La CGEM se mêle de l’Impôt sur le revenu
La CGEM réclame une meilleure répartition de la charge fiscale, en matière d’IR, entre les revenus salariaux et les revenus professionnels. Dans un souci d’équité fiscale, les pouvoirs publics devraient introduire des mesures spécifiques pour un meilleur rendement de l’IR professionnel. «Plus de 75% de l’IR provient des salaires, et ce sont les employeurs qui le paient, le reste provenant d’autres activités professionnelles telles que les revenus de capitaux mobiliers, fonciers etc. Ce déséquilibre n’est pas normal», explique Boukhriss qui estime que plus on exercera de la pression sur le salarié, plus la situation deviendra intenable pour son employeur. Concernant l’IR sur les salaires, la CGEM propose l’harmonisation des règles fiscales (DGI) avec les règles sociales (CNSS). Ceci éviterait l’existence de plusieurs bases de calcul des salaires et une meilleure visibilité des entreprises.

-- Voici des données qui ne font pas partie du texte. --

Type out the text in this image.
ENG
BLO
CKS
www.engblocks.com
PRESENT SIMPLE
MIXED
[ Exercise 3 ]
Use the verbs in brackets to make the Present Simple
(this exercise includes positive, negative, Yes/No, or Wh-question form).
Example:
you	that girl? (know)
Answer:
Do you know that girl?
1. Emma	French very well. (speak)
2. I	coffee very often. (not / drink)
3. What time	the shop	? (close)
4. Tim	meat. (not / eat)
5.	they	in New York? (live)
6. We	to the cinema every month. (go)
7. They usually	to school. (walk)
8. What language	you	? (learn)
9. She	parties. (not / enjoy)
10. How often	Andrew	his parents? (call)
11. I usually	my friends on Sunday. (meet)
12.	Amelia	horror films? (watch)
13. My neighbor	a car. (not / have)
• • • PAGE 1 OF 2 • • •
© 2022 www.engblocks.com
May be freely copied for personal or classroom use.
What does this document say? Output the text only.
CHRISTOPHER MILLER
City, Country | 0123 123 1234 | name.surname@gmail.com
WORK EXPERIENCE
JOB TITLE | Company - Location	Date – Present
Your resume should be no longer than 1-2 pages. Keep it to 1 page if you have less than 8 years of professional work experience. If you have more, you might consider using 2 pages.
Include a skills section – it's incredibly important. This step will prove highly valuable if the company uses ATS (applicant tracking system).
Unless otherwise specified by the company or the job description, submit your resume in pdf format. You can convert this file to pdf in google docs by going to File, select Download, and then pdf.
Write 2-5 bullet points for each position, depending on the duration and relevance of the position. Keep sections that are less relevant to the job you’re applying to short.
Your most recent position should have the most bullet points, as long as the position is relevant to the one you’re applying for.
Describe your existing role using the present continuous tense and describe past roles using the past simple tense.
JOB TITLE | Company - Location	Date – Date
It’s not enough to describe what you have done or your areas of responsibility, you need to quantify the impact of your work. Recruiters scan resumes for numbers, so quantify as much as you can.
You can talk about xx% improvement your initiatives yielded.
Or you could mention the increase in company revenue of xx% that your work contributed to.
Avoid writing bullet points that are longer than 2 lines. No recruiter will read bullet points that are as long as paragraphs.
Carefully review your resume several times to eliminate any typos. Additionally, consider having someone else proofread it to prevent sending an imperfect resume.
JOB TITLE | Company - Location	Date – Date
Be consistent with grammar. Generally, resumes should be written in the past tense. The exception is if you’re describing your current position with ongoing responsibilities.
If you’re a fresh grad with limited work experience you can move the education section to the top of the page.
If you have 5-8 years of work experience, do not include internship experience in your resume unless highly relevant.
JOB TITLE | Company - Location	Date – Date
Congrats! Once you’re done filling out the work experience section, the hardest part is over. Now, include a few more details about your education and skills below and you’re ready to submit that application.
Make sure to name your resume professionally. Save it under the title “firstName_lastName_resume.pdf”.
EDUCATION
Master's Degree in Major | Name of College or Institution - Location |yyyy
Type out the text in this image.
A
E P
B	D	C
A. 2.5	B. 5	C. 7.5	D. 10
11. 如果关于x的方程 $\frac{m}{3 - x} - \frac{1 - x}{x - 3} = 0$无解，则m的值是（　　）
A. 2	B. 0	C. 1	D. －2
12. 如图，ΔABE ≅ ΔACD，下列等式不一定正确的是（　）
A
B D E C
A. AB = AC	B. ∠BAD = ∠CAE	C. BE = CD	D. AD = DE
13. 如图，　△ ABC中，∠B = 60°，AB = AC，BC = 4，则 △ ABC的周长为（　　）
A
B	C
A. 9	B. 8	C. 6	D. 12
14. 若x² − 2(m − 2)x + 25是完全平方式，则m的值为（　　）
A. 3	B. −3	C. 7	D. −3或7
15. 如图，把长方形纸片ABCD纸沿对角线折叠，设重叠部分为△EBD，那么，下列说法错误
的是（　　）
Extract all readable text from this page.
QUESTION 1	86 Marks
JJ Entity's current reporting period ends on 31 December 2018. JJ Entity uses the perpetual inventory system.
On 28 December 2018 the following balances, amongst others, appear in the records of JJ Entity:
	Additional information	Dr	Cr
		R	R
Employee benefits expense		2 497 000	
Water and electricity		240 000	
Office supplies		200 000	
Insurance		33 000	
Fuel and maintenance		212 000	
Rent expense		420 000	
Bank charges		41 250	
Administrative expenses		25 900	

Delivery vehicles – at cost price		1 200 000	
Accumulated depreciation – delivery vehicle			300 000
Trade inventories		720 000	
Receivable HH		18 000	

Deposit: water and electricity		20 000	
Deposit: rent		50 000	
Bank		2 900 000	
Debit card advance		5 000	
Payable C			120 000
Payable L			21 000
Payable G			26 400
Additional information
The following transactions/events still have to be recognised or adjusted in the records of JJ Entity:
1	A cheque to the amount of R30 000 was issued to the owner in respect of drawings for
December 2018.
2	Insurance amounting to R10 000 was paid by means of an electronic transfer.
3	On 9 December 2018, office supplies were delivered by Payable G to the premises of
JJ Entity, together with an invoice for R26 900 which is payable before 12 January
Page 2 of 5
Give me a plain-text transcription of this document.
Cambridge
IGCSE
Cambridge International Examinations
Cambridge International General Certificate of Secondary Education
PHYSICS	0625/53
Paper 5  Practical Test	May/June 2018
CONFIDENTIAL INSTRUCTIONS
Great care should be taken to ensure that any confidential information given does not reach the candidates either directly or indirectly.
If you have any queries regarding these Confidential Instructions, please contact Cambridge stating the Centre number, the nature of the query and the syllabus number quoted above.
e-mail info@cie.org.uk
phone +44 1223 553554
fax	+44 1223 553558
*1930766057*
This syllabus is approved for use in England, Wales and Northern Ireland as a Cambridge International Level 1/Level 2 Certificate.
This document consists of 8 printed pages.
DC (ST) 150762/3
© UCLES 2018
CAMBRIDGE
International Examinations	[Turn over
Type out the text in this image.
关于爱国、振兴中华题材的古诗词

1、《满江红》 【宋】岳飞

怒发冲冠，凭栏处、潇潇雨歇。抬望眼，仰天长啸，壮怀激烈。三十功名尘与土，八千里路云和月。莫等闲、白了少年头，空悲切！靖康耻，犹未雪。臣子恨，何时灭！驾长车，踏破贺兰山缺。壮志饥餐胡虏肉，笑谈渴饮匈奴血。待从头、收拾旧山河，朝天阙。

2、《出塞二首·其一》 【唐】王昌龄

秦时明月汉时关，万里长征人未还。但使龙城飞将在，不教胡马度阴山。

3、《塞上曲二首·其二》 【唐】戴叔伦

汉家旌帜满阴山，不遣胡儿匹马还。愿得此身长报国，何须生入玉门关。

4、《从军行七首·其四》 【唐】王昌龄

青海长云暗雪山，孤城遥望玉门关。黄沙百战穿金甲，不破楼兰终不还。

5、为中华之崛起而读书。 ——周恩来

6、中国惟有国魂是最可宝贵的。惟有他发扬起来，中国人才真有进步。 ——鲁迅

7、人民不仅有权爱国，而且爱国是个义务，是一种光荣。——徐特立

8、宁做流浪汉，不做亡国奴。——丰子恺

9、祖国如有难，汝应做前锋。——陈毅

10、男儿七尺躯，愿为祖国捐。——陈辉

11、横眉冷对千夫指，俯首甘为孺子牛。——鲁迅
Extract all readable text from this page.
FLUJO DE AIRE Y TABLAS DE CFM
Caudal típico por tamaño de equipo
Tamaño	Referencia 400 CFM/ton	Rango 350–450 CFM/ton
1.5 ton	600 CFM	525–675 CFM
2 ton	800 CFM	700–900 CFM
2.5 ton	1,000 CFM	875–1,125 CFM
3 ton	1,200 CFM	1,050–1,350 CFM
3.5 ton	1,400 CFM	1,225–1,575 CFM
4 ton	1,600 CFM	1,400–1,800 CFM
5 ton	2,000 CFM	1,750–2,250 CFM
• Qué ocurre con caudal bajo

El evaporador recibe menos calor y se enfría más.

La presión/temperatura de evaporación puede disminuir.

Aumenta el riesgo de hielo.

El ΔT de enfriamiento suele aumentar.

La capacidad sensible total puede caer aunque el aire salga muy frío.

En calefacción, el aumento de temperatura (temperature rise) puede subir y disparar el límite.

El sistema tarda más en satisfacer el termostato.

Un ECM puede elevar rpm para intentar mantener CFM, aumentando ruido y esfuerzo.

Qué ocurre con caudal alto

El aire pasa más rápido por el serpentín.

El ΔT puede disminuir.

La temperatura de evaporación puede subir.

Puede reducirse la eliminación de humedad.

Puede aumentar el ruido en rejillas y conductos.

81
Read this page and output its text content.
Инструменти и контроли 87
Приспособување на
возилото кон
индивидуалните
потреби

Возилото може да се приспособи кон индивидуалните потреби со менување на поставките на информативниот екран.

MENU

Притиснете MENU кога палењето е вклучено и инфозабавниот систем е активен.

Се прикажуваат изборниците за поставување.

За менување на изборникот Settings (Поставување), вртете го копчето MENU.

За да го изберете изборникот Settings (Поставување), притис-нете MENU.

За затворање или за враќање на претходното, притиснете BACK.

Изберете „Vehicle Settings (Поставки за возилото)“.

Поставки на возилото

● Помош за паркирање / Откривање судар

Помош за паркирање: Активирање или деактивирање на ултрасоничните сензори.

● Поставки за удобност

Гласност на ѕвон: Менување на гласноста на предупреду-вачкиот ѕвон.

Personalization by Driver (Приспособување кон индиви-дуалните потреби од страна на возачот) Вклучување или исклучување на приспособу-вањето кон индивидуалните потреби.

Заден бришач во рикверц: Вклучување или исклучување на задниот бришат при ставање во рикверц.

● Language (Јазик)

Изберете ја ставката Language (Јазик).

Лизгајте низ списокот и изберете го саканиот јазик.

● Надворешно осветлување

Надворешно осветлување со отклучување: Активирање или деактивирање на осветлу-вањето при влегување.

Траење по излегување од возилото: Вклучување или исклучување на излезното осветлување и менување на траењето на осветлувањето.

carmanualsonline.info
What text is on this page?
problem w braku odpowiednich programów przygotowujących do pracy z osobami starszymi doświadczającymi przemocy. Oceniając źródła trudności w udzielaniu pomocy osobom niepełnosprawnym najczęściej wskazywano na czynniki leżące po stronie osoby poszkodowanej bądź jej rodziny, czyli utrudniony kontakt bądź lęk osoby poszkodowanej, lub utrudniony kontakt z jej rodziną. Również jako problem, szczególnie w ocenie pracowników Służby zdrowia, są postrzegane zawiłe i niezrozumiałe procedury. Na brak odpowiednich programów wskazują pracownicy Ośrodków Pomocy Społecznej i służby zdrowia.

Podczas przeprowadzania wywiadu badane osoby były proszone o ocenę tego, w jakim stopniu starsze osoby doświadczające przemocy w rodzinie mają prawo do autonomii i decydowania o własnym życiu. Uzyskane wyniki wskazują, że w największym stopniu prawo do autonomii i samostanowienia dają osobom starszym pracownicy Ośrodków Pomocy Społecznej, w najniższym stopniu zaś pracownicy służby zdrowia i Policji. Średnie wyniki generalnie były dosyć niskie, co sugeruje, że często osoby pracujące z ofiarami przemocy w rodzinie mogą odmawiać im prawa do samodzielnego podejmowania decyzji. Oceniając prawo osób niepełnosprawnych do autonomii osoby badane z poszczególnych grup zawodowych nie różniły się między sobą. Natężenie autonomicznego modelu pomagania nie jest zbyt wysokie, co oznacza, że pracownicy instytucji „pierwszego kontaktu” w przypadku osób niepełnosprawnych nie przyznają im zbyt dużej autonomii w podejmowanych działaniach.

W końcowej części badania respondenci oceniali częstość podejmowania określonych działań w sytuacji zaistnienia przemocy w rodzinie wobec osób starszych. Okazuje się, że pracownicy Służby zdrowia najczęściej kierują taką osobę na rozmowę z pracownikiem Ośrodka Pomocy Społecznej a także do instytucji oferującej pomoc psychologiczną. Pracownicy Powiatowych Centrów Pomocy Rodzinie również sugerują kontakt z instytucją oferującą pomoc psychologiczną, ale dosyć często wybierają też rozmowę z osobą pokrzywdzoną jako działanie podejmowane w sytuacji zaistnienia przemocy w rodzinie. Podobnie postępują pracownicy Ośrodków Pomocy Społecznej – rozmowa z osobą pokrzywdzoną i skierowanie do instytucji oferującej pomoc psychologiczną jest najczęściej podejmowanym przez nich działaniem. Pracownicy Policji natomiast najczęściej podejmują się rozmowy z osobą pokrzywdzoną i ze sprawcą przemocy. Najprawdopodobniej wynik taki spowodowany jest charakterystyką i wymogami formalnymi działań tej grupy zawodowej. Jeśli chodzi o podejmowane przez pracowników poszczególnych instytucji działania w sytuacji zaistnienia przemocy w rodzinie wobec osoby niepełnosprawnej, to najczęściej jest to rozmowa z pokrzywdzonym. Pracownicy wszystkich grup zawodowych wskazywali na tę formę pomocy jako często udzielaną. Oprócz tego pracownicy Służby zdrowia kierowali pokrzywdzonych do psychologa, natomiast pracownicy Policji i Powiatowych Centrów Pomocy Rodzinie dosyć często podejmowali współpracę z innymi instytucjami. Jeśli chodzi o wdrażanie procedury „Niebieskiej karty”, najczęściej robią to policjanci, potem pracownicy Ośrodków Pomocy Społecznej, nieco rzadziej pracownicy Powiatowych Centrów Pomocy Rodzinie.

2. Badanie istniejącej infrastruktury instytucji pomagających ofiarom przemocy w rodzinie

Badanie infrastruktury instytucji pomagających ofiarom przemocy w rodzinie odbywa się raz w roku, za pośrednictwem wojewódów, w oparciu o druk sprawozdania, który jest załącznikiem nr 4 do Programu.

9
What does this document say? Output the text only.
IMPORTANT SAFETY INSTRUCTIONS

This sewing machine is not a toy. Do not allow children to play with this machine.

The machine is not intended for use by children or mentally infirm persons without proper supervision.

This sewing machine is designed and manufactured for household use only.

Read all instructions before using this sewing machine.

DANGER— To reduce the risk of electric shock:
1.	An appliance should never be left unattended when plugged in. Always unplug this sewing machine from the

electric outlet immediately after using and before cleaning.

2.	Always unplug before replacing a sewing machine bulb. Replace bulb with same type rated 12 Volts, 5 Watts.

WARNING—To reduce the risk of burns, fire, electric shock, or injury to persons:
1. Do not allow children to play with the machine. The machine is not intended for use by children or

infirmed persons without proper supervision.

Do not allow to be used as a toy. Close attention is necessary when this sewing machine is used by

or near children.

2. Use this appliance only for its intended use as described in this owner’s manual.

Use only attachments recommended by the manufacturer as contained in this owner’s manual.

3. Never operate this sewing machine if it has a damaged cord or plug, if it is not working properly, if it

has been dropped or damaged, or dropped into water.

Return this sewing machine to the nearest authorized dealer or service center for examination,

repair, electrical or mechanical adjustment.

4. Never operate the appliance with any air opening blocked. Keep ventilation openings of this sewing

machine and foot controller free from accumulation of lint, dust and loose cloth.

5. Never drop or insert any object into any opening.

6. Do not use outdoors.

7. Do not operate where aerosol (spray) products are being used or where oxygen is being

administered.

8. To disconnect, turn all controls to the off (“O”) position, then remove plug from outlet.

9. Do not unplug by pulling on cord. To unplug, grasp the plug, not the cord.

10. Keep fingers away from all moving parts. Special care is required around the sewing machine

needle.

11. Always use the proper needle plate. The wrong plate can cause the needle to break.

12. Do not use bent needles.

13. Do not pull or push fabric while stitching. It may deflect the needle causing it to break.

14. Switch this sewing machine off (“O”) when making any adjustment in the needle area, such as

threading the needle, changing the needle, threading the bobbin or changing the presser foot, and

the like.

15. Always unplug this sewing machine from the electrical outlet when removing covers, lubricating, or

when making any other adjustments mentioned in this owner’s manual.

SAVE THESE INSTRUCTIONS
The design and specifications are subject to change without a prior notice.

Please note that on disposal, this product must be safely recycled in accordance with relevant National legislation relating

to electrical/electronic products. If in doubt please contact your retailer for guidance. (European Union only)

Enfin, la CGEM propose une refonte du dispositif des déductions sur salaires permettant de coller à la réalité économique (personnes à charge, frais de scolarité, frais repas……). «Nous demandons de coller à une réalité économique et cela part notamment de ce genre de questions. On ne peut plus faire des déductions sur salaires à hauteur de 20 DH pour les repas. Plus personne ne prend de repas à ce prix», s’exclame le président de la commission fiscalité.
La recette anti-informel
Pour accompagner l’intégration du secteur informel, la CGEM propose une suppression des taxes parafiscales dont le rendement demeure faible et qui sont source de migration vers l’informel. Le patronat tire à boulets rouges sur l’administration fiscale estimant que l’instauration des taxes parafiscales, ces dernières années (sur le ciment, sur le fer à béton, sur le sable, sur le plastique), ne repose sur aucun fondement économique et pénalise le développement de certains secteurs d’activités. Parmi les propositions, l’introduction d’un encadrement du dispositif de la livraison à soi-même en matière de construction d’habitation principale. «La simplification du calcul de cet impôt a contribué au recours à la pratique de l’informel. Nous proposons d’introduire l’obligation de produire les factures lors de la liquidation de cet impôt», précise Boukhriss. Enfin, le patronat propose aussi une reconduction du dispositif de transformation des activités personnelles en sociétés soumises à l’IS.